The Legislature and teachers may be able to help their own cause.  Most public/private sector employees contribute 6.2 percent to the Supplemental Security Income - Social Security (SSI) and their employers provide a matching 6.2 percent.  Teachers do not contribute anything toward SSI and their employers do not contribute a matching portion.  As mentioned earlier, California teachers contribute 8 percent of their salary and their employers contribute 8.25 percent to CalSTRS.  CalSTRS recently compared contribution rates between teachers and public sector employees and an interesting idea came to mind: California’s miscellaneous public sector employees contribute about 8 percent of salary to their public retirement system and contribute an additional 6.2 percent of their salary to SSI.  The employers of public sector employees (on average) contribute about 21 percent of an employees’ salary and an additional 6.2 percent of each employees’ salary for SSI.  That’s a combined employee/employer contribution of almost 42 percent of salary for pensions and an almost broke SSI.9  (Teachers receive the better deal on that lack of investing with SSI since SSI earns less than 2 percent in returns and will be broke around 2033, according to SSI.)  Here’s where the interesting idea comes into play: The most recent US Census data has public school teachers in California earning an average salary of $70,000.  Perhaps the Legislature will consider requiring teachers and school districts to each contribute 4 to 5 percent of their salary to CalSTRS, instead of the federally mandated 6.2 percent to SSI.  CalSTRS typically has a better return on investment than SSI.  In addition, the Legislature may choose not to provide an equal or offsetting benefit, if their pension contribution levels are increased.  This would build their retirement funds, and show that teachers/school districts are willing to pitch in to save their own retirement fund. That may be a worthy starting point before the state considers any new annual state general fund mass contributions of $4.5 to 5 billion, in addition to local governments seeking new tax increases to pay for woefully underfunded public employee pensions.

Unfunded pension liability deficits spiraling out of control, potential tax increases to pay for public employee pensions, and the present public sector labor unions saying we “need” more teachers, so let’s raise taxes…Governor Brown summed it up best: “Well, that tells you you’ve got a Ponzi scheme, because you have to keep bringing in new members and the current system itself is not in a sustainable position.’’10

1 “Funding CalSTRS” February 19, 2014. Legislative Analyst’s Office.
2 Senator Mimi Walter (R-Irvine) introduced SB 984 that appropriates $1 billion in 2014, up to $2 billion if specified conditions are met, from the state general fund directly to the CalSTRS teachers’ retirement fund. As of the publish date of this report, this measure has not been voted down.
3 “CalSTRS and Proposition 98” March 19, 2014. Legislative Analyst’s Office.

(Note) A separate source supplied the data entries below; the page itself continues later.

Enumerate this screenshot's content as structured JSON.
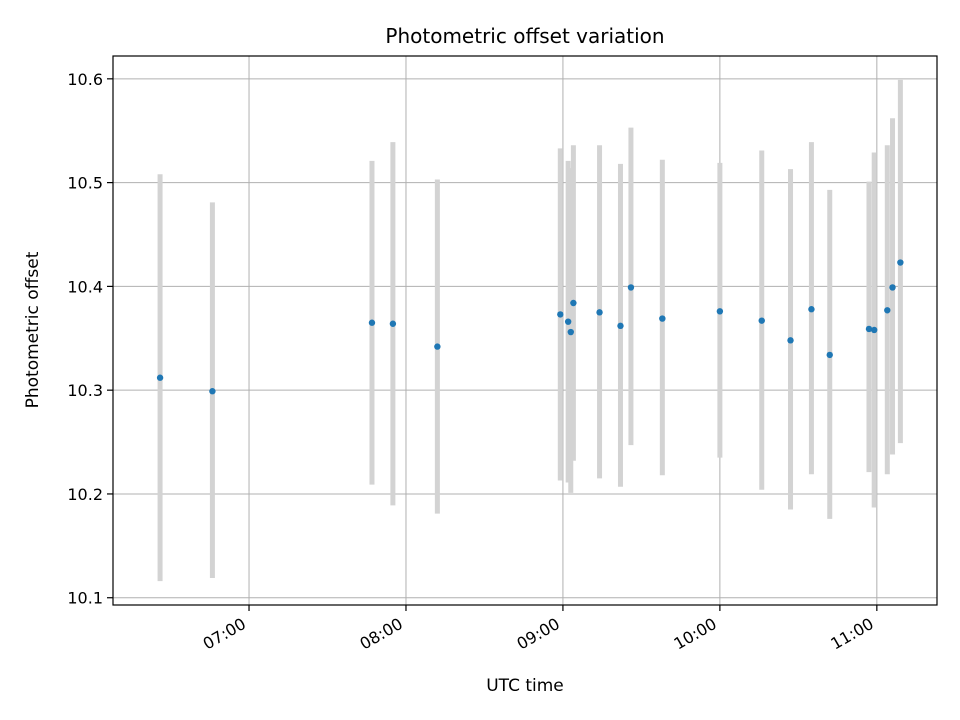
{
  "chart_data": {
    "type": "scatter",
    "title": "Photometric offset variation",
    "xlabel": "UTC time",
    "ylabel": "Photometric offset",
    "grid": true,
    "x_unit": "UTC time (HH:MM)",
    "xlim": [
      "06:08",
      "11:23"
    ],
    "ylim": [
      10.093,
      10.622
    ],
    "x_ticks": [
      "07:00",
      "08:00",
      "09:00",
      "10:00",
      "11:00"
    ],
    "y_ticks": [
      10.1,
      10.2,
      10.3,
      10.4,
      10.5,
      10.6
    ],
    "y_tick_labels": [
      "10.1",
      "10.2",
      "10.3",
      "10.4",
      "10.5",
      "10.6"
    ],
    "colors": {
      "point": "#1f77b4",
      "errorbar": "#d3d3d3",
      "grid": "#b0b0b0"
    },
    "points": [
      {
        "x": "06:26",
        "y": 10.312,
        "lo": 10.116,
        "hi": 10.508
      },
      {
        "x": "06:46",
        "y": 10.299,
        "lo": 10.119,
        "hi": 10.481
      },
      {
        "x": "07:47",
        "y": 10.365,
        "lo": 10.209,
        "hi": 10.521
      },
      {
        "x": "07:55",
        "y": 10.364,
        "lo": 10.189,
        "hi": 10.539
      },
      {
        "x": "08:12",
        "y": 10.342,
        "lo": 10.181,
        "hi": 10.503
      },
      {
        "x": "08:59",
        "y": 10.373,
        "lo": 10.213,
        "hi": 10.533
      },
      {
        "x": "09:02",
        "y": 10.366,
        "lo": 10.211,
        "hi": 10.521
      },
      {
        "x": "09:03",
        "y": 10.356,
        "lo": 10.201,
        "hi": 10.514
      },
      {
        "x": "09:04",
        "y": 10.384,
        "lo": 10.232,
        "hi": 10.536
      },
      {
        "x": "09:14",
        "y": 10.375,
        "lo": 10.215,
        "hi": 10.536
      },
      {
        "x": "09:22",
        "y": 10.362,
        "lo": 10.207,
        "hi": 10.518
      },
      {
        "x": "09:26",
        "y": 10.399,
        "lo": 10.247,
        "hi": 10.553
      },
      {
        "x": "09:38",
        "y": 10.369,
        "lo": 10.218,
        "hi": 10.522
      },
      {
        "x": "10:00",
        "y": 10.376,
        "lo": 10.235,
        "hi": 10.519
      },
      {
        "x": "10:16",
        "y": 10.367,
        "lo": 10.204,
        "hi": 10.531
      },
      {
        "x": "10:27",
        "y": 10.348,
        "lo": 10.185,
        "hi": 10.513
      },
      {
        "x": "10:35",
        "y": 10.378,
        "lo": 10.219,
        "hi": 10.539
      },
      {
        "x": "10:42",
        "y": 10.334,
        "lo": 10.176,
        "hi": 10.493
      },
      {
        "x": "10:57",
        "y": 10.359,
        "lo": 10.221,
        "hi": 10.501
      },
      {
        "x": "10:59",
        "y": 10.358,
        "lo": 10.187,
        "hi": 10.529
      },
      {
        "x": "11:04",
        "y": 10.377,
        "lo": 10.219,
        "hi": 10.536
      },
      {
        "x": "11:06",
        "y": 10.399,
        "lo": 10.238,
        "hi": 10.562
      },
      {
        "x": "11:09",
        "y": 10.423,
        "lo": 10.249,
        "hi": 10.599
      }
    ]
  }
}
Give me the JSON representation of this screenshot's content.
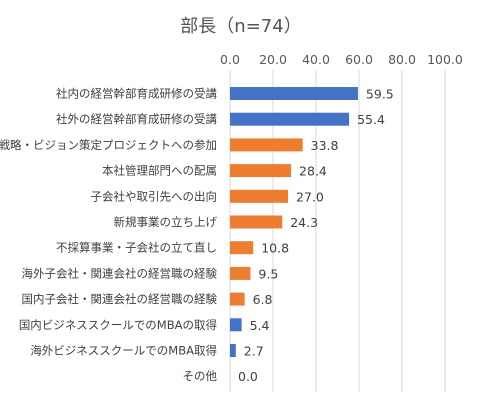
{
  "chart_data": {
    "type": "bar",
    "orientation": "horizontal",
    "title": "部長（n=74）",
    "xlim": [
      0,
      100
    ],
    "x_ticks": [
      "0.0",
      "20.0",
      "40.0",
      "60.0",
      "80.0",
      "100.0"
    ],
    "x_tick_values": [
      0,
      20,
      40,
      60,
      80,
      100
    ],
    "gridlines": "vertical",
    "axis_position": "top",
    "colors": {
      "blue": "#4472C4",
      "orange": "#ED7D31",
      "grid": "#D9D9D9",
      "text": "#404040"
    },
    "categories": [
      "社内の経営幹部育成研修の受講",
      "社外の経営幹部育成研修の受講",
      "戦略・ビジョン策定プロジェクトへの参加",
      "本社管理部門への配属",
      "子会社や取引先への出向",
      "新規事業の立ち上げ",
      "不採算事業・子会社の立て直し",
      "海外子会社・関連会社の経営職の経験",
      "国内子会社・関連会社の経営職の経験",
      "国内ビジネススクールでのMBAの取得",
      "海外ビジネススクールでのMBA取得",
      "その他"
    ],
    "values": [
      59.5,
      55.4,
      33.8,
      28.4,
      27.0,
      24.3,
      10.8,
      9.5,
      6.8,
      5.4,
      2.7,
      0.0
    ],
    "value_labels": [
      "59.5",
      "55.4",
      "33.8",
      "28.4",
      "27.0",
      "24.3",
      "10.8",
      "9.5",
      "6.8",
      "5.4",
      "2.7",
      "0.0"
    ],
    "bar_colors": [
      "blue",
      "blue",
      "orange",
      "orange",
      "orange",
      "orange",
      "orange",
      "orange",
      "orange",
      "blue",
      "blue",
      "blue"
    ]
  }
}
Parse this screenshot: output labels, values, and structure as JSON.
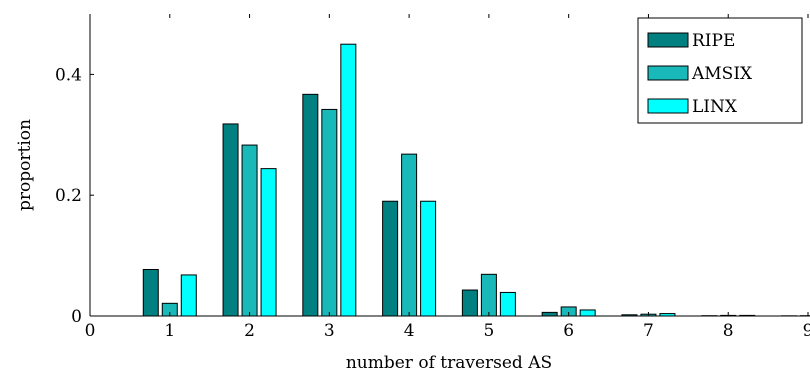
{
  "chart_data": {
    "type": "bar",
    "title": "",
    "xlabel": "number of traversed AS",
    "ylabel": "proportion",
    "xlim": [
      0,
      9
    ],
    "ylim": [
      0,
      0.5
    ],
    "x": [
      0,
      1,
      2,
      3,
      4,
      5,
      6,
      7,
      8,
      9
    ],
    "x_ticks": [
      "0",
      "1",
      "2",
      "3",
      "4",
      "5",
      "6",
      "7",
      "8",
      "9"
    ],
    "y_ticks": [
      {
        "value": 0,
        "label": "0"
      },
      {
        "value": 0.2,
        "label": "0.2"
      },
      {
        "value": 0.4,
        "label": "0.4"
      }
    ],
    "grid": false,
    "legend_position": "top-right",
    "series": [
      {
        "name": "RIPE",
        "color": "#008080",
        "values": [
          0,
          0.077,
          0.318,
          0.367,
          0.19,
          0.043,
          0.006,
          0.002,
          0.0005,
          0.0003
        ]
      },
      {
        "name": "AMSIX",
        "color": "#1ab9b9",
        "values": [
          0,
          0.021,
          0.283,
          0.342,
          0.268,
          0.069,
          0.015,
          0.003,
          0.001,
          0.0005
        ]
      },
      {
        "name": "LINX",
        "color": "#00ffff",
        "values": [
          0,
          0.068,
          0.244,
          0.45,
          0.19,
          0.039,
          0.01,
          0.004,
          0.001,
          0.0005
        ]
      }
    ]
  }
}
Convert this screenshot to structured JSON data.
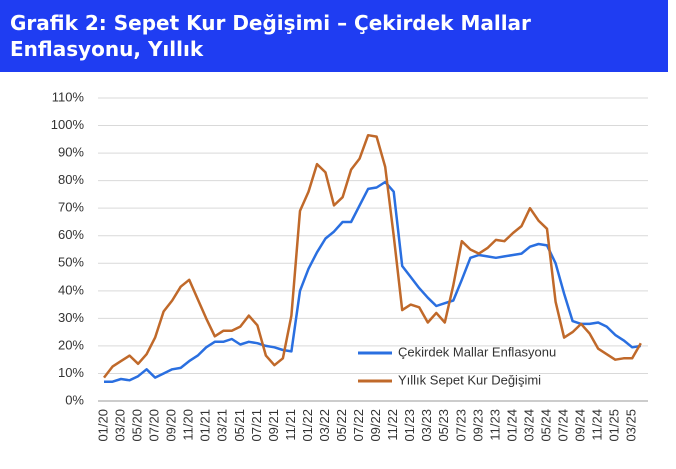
{
  "chart_data": {
    "type": "line",
    "title": "Grafik 2: Sepet Kur Değişimi – Çekirdek Mallar Enflasyonu, Yıllık",
    "categories": [
      "01/20",
      null,
      "03/20",
      null,
      "05/20",
      null,
      "07/20",
      null,
      "09/20",
      null,
      "11/20",
      null,
      "01/21",
      null,
      "03/21",
      null,
      "05/21",
      null,
      "07/21",
      null,
      "09/21",
      null,
      "11/21",
      null,
      "01/22",
      null,
      "03/22",
      null,
      "05/22",
      null,
      "07/22",
      null,
      "09/22",
      null,
      "11/22",
      null,
      "01/23",
      null,
      "03/23",
      null,
      "05/23",
      null,
      "07/23",
      null,
      "09/23",
      null,
      "11/23",
      null,
      "01/24",
      null,
      "03/24",
      null,
      "05/24",
      null,
      "07/24",
      null,
      "09/24",
      null,
      "11/24",
      null,
      "01/25",
      null,
      "03/25",
      null
    ],
    "series": [
      {
        "name": "Çekirdek Mallar Enflasyonu",
        "color": "#2a6fe0",
        "values": [
          7,
          7,
          8,
          7.5,
          9,
          11.5,
          8.5,
          10,
          11.5,
          12,
          14.5,
          16.5,
          19.5,
          21.5,
          21.5,
          22.5,
          20.5,
          21.5,
          21,
          20,
          19.5,
          18.5,
          18,
          40,
          48,
          54,
          59,
          61.5,
          65,
          65,
          71,
          77,
          77.5,
          79.5,
          76,
          49,
          45,
          41,
          37.5,
          34.5,
          35.5,
          36.5,
          44,
          52,
          53,
          52.5,
          52,
          52.5,
          53,
          53.5,
          56,
          57,
          56.5,
          50,
          39,
          29,
          28,
          28,
          28.5,
          27,
          24,
          22,
          19.5,
          20
        ]
      },
      {
        "name": "Yıllık Sepet Kur Değişimi",
        "color": "#c0692a",
        "values": [
          8.5,
          12.5,
          14.5,
          16.5,
          13.5,
          17,
          23,
          32.5,
          36.5,
          41.5,
          44,
          37,
          30,
          23.5,
          25.5,
          25.5,
          27,
          31,
          27.5,
          16.5,
          13,
          15.5,
          31,
          69,
          76,
          86,
          83,
          71,
          74,
          84,
          88,
          96.5,
          96,
          85,
          60,
          33,
          35,
          34,
          28.5,
          32,
          28.5,
          42,
          58,
          55,
          53.5,
          55.5,
          58.5,
          58,
          61,
          63.5,
          70,
          65.5,
          62.5,
          36,
          23,
          25,
          28,
          24.5,
          19,
          17,
          15,
          15.5,
          15.5,
          21
        ]
      }
    ],
    "ylim": [
      0,
      110
    ],
    "yticks": [
      {
        "value": 0,
        "label": "0%"
      },
      {
        "value": 10,
        "label": "10%"
      },
      {
        "value": 20,
        "label": "20%"
      },
      {
        "value": 30,
        "label": "30%"
      },
      {
        "value": 40,
        "label": "40%"
      },
      {
        "value": 50,
        "label": "50%"
      },
      {
        "value": 60,
        "label": "60%"
      },
      {
        "value": 70,
        "label": "70%"
      },
      {
        "value": 80,
        "label": "80%"
      },
      {
        "value": 90,
        "label": "90%"
      },
      {
        "value": 100,
        "label": "100%"
      },
      {
        "value": 110,
        "label": "110%"
      }
    ],
    "grid": true
  }
}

4 “Pension crisis: PA auditor general warns of tax increases, bankruptcy.” February 27, 2014. Pennsylvania Independent
5 Illinois’ Temporary Tax Hike: $18 billion Later. Benjamin VanMetre, Illinois Policy Institute. September 17, 2013. 
6 “Gov. Jerry Brown defends plan to reduce pension costs.” December 2, 2011.  Los Angeles Times.
7 “Will LA Have a Pension Tax?” Jack Humphreville, February 27, 2014, PublicCEO.com.
8 “Finding $240 Billion for CalSTRS.” David Crane, Monday March 17, 2014. FoxandHoundsDaily.com.
9 CalSTRS Funding Needs. http://www.calstrs.com/calstrs-2014-funding-plan
10 Ibid, “Gov. Jerry Brown defends plan to reduce pension costs.”